シュトラウス「後方ポツン」の荒療治に復活の予兆見えた?クラシック候補の再登板はあるか…北村宏司「ドン詰まり」に田原成貴も苦言

16日に中京競馬場で行われたファルコンS(G3)。NHKマイルC(G1)を見据える重要なステップを制したのは、7番人気の伏兵ダノンマッキンリーだった。
2戦無敗で臨んだ昨年の朝日杯フューチュリティS(G1)で3番人気に支持された逸材だったが、レースでは好位から伸びを欠き8着と振るわなかった。その後も1番人気に推されたクロッカスS(L)を5着に敗れ、ついにはC.ルメール騎手から北村友一騎手に乗り替わったこともあり、大きく人気を落としたものの、鞍上の好騎乗が見事な復活勝利を導いた。
その一方、別の意味で最も注目を集めたのは、3番人気に支持されたシュトラウス(牡3、美浦・武井亮厩舎)である。
本馬は昨秋にクラシックの登竜門といえる東京スポーツ杯2歳S(G2)を制し、朝日杯FSでも2番人気に推された実力の持ち主。このときは出遅れた上に、道中で折り合いを欠いて暴走気味にハナに立ち、最後の直線で失速して10着に大敗した。それまで手綱を取ったルメール騎手やJ.モレイラ騎手をして前進気勢の強さと乗り難しさに課題があると言わしめた“ヤンチャ坊主”だ。
クラシック戦線に向かうのであれば、日曜中山のスプリングS(G2)に出走する選択肢もあったはずだが、陣営が選択したのは意外にも前日の芝1400m戦。2000m超のクラシックを見据えるには常識外れにすら映る距離短縮だが、シュトラウスの気性を考えれば、これくらいの荒療治も悪くなかったのかもしれない。
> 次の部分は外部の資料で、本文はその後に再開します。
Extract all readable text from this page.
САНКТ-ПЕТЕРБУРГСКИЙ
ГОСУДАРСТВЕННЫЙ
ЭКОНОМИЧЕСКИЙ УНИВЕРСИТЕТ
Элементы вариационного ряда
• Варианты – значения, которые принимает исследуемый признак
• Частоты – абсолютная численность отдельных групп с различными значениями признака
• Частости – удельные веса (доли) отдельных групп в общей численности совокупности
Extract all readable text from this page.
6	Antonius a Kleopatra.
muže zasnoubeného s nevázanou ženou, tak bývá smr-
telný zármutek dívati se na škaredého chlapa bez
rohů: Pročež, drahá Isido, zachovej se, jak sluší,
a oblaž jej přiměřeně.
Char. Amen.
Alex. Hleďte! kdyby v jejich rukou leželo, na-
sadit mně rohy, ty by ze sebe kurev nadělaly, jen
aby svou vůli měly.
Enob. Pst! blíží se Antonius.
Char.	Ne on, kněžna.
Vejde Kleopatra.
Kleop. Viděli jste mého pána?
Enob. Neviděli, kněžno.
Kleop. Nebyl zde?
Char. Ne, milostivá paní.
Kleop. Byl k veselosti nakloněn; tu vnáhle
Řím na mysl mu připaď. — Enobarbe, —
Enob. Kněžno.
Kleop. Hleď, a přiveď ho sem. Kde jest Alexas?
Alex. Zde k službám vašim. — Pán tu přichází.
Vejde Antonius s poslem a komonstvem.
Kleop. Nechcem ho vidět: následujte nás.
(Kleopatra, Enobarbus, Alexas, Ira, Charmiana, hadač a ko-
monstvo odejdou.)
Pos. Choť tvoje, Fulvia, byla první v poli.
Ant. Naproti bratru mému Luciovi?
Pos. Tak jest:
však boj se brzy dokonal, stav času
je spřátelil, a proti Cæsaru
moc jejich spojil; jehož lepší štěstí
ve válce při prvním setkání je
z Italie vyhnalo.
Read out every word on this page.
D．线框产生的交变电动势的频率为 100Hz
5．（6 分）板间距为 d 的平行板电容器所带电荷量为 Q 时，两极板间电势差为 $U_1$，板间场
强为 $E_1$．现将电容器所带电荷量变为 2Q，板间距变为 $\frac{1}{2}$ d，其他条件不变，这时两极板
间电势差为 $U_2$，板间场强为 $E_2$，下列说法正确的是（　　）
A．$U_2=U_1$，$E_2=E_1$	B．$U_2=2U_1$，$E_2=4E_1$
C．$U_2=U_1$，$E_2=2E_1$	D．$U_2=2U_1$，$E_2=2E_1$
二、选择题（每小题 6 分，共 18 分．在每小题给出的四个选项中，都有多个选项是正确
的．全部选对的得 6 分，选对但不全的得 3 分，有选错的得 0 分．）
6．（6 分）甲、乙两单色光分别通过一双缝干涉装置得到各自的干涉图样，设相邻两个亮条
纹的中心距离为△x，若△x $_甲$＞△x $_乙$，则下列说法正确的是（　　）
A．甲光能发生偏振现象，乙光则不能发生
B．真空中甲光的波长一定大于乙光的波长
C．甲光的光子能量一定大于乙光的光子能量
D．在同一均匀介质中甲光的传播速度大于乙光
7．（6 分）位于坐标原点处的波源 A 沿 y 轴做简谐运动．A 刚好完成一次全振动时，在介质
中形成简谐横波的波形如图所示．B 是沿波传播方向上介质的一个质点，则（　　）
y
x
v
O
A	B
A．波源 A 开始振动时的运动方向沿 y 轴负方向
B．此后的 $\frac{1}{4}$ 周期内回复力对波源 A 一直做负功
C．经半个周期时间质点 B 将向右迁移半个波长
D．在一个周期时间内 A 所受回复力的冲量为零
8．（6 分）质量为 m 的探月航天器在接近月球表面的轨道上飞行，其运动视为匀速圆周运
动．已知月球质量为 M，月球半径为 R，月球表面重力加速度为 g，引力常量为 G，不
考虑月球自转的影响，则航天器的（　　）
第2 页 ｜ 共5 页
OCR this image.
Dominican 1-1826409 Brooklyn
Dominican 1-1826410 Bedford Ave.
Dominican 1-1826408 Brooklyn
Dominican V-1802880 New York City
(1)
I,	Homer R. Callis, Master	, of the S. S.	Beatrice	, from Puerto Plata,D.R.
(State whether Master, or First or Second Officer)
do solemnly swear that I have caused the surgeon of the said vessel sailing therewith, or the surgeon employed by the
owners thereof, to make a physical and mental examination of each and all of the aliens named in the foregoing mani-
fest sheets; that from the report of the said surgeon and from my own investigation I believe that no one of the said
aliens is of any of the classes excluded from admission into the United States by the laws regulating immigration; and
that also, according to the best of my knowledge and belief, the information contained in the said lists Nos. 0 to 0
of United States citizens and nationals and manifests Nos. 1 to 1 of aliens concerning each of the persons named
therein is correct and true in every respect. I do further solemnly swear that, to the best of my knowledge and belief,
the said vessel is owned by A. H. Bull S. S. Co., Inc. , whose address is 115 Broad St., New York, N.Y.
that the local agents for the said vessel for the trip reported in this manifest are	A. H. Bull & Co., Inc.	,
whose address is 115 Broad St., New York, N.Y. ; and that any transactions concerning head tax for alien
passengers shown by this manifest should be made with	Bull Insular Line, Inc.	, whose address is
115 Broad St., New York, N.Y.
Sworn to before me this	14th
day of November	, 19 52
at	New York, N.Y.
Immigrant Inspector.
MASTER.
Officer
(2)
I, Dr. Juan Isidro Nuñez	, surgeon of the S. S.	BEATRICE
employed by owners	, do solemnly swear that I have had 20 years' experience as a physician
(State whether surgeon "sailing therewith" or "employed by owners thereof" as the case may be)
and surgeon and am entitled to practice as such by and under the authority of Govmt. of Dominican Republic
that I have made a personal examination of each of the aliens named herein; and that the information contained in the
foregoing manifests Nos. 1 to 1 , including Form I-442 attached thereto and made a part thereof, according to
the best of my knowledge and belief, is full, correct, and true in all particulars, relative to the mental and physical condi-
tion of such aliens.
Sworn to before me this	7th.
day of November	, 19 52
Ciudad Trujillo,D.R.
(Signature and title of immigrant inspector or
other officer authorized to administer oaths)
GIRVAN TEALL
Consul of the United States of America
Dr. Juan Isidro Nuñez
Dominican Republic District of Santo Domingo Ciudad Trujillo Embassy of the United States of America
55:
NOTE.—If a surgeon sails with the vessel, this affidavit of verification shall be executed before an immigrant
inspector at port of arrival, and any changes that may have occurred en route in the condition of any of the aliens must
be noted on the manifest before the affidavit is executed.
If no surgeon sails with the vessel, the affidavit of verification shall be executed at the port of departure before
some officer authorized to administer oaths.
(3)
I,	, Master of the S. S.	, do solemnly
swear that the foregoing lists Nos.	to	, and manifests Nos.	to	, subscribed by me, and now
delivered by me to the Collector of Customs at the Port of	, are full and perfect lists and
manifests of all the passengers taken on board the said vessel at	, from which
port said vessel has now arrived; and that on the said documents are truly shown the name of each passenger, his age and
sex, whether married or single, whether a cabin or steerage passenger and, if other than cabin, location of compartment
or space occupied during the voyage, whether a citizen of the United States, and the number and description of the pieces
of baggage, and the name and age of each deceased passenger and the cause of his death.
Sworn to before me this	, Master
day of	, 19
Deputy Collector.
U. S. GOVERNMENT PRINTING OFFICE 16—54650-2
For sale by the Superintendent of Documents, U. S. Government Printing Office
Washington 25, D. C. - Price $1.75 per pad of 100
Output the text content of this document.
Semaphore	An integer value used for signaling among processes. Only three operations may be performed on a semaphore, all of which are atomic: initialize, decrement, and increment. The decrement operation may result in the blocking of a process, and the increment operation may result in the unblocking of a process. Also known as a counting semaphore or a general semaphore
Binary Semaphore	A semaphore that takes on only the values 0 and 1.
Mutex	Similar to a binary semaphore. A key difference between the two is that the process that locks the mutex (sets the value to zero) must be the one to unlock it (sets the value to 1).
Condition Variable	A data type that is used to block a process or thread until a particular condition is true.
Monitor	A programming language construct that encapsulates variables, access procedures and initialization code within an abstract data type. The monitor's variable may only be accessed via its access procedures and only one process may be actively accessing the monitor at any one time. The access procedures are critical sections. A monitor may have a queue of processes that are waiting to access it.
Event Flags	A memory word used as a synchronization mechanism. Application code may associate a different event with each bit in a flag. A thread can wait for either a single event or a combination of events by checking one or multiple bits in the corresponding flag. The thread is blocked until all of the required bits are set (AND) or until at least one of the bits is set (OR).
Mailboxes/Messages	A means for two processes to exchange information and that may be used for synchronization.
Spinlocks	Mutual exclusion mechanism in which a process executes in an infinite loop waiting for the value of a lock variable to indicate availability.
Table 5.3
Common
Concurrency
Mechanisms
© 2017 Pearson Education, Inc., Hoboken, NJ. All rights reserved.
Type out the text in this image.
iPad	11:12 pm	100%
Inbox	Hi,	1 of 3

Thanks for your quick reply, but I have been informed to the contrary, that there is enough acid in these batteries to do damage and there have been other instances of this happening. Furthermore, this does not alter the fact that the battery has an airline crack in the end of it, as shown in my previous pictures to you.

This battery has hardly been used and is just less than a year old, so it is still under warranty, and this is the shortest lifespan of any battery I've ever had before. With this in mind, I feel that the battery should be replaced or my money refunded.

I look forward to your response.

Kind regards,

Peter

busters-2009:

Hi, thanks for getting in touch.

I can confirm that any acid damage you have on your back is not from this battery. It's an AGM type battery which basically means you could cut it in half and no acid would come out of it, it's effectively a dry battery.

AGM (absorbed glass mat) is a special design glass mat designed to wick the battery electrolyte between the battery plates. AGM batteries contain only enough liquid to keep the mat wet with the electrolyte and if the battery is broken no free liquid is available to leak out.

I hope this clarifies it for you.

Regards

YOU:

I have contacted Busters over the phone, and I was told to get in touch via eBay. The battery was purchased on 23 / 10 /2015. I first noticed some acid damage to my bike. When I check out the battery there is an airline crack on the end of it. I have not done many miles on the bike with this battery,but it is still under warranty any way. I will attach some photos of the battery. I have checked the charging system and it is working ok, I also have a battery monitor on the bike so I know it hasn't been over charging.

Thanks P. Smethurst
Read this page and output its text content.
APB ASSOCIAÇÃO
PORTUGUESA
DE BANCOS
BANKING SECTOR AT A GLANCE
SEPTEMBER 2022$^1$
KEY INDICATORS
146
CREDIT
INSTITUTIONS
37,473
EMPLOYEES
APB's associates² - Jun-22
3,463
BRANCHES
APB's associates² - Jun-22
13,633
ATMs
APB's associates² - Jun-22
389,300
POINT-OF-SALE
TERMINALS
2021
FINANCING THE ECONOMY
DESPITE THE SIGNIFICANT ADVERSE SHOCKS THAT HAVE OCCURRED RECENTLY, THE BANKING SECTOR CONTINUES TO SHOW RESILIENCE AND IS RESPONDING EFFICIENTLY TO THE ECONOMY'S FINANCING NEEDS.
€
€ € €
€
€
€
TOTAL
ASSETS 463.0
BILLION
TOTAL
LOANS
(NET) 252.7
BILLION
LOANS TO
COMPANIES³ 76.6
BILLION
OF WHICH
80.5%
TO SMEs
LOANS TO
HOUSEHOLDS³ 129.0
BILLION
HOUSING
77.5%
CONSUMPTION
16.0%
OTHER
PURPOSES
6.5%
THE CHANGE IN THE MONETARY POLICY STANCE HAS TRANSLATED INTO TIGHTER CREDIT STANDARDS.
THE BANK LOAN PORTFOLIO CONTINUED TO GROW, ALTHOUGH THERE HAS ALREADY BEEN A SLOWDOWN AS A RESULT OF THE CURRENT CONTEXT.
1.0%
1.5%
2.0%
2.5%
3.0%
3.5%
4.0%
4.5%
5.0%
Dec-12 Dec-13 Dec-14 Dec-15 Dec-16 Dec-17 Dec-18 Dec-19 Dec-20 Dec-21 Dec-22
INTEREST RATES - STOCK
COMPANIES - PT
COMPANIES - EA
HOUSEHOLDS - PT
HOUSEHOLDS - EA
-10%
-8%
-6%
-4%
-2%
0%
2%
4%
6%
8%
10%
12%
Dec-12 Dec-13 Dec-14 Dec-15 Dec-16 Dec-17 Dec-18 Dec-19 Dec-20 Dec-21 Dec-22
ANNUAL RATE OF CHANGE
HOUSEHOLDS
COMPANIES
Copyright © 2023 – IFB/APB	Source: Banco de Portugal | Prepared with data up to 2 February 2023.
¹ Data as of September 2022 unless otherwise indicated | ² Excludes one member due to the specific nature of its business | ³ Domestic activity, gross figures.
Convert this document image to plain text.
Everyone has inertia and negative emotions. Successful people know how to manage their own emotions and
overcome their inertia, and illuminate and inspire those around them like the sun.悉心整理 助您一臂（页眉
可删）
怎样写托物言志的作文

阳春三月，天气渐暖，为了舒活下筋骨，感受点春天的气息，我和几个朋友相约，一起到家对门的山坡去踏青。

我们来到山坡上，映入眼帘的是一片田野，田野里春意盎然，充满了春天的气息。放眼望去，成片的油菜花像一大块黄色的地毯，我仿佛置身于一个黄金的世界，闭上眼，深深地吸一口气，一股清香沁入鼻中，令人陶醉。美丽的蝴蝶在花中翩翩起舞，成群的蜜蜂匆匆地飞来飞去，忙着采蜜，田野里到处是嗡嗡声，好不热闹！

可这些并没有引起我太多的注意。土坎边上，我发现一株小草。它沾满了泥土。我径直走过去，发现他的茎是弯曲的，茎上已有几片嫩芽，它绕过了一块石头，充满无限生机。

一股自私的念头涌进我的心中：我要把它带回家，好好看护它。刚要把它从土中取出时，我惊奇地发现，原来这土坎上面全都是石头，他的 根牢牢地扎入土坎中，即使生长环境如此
レースでは9着に敗れはしたが、この着順のみで陣営の選択が大失敗だったとは、言い切れないことも確かだ。というのも、これまで制御が利かないほど行きたがっていたシュトラウスが、予想以上に後方からのレースで常識にかかる競馬をしていたからである。
「前走は出遅れての後方でしたが、今回はまるで横山典弘騎手の“後方ポツン”。道中で北村宏司騎手がなだめるのに苦労するシーンもありましたが、思っていた以上にスムーズな追走をしていました。
最後の直線で内に進路を取ったのが仇となって詰まってしまいましたが、楽な手応えで上がっていく姿は、今回の作戦が成功だったと思えるのに十分でした。まともに追えないままで9着はさすがです。進路さえあれば突き抜けたかもしれませんね」(競馬記者)
「ドン詰まり」に田原成貴氏も苦言
レース後に「脚を余すような形になり申し訳ないです」とコメントした北村宏騎手に対し、元JRA騎手の田原成貴氏が『東スポレースチャンネル』でロジリオンの三浦皇成騎手と同じく「挟まりにわざわざ内に」「挟まらないでしょう、上手な人って」と苦言を呈していたように、敗因の比重が馬よりも騎手の方に大きかったと考えられる内容でもあった。
そういう意味では結果的に大敗したものの、あれだけ行きたがる馬が“後方ポツン”で一変の可能性を見せたのだから、ファルコンSに使ったことがすべて無駄だったとは言い切れない。
「注目したいのはシュトラウス陣営の今後の路線選択ですよね。皐月賞(G1)を視野に入れても東スポ杯を勝っているので賞金的にはおそらく足りるでしょう。見方を変えればファルコンSは公開調教のような結果でした。
北村宏騎手にしても追い切りからコンタクトを取って、レースでは初騎乗でした。この敗戦でパートナーの癖を掴んだと思いますし、継続騎乗するようなら進展もあるでしょう。個人的には皐月賞で見てみたい馬ですね」(同)
ネットの掲示板やSNSなどでは、一部のファンからメイケイエールの牡馬版と評する声も出ていたシュトラウス。非常に個性的な馬ではあるが、やんちゃな馬を見るとつい応援したくなるのも競馬ファンの性だ。
NHKマイルCという選択肢ももちろんあるが、開催は5月とまだ先。少なくともファルコンSを使ったことに意味があったと思える内容だった。このまま短距離路線に切り替えるにしても、皐月賞で追試をしてからでも遅くはない。今後の陣営の動向に引き続き注目しておきたい。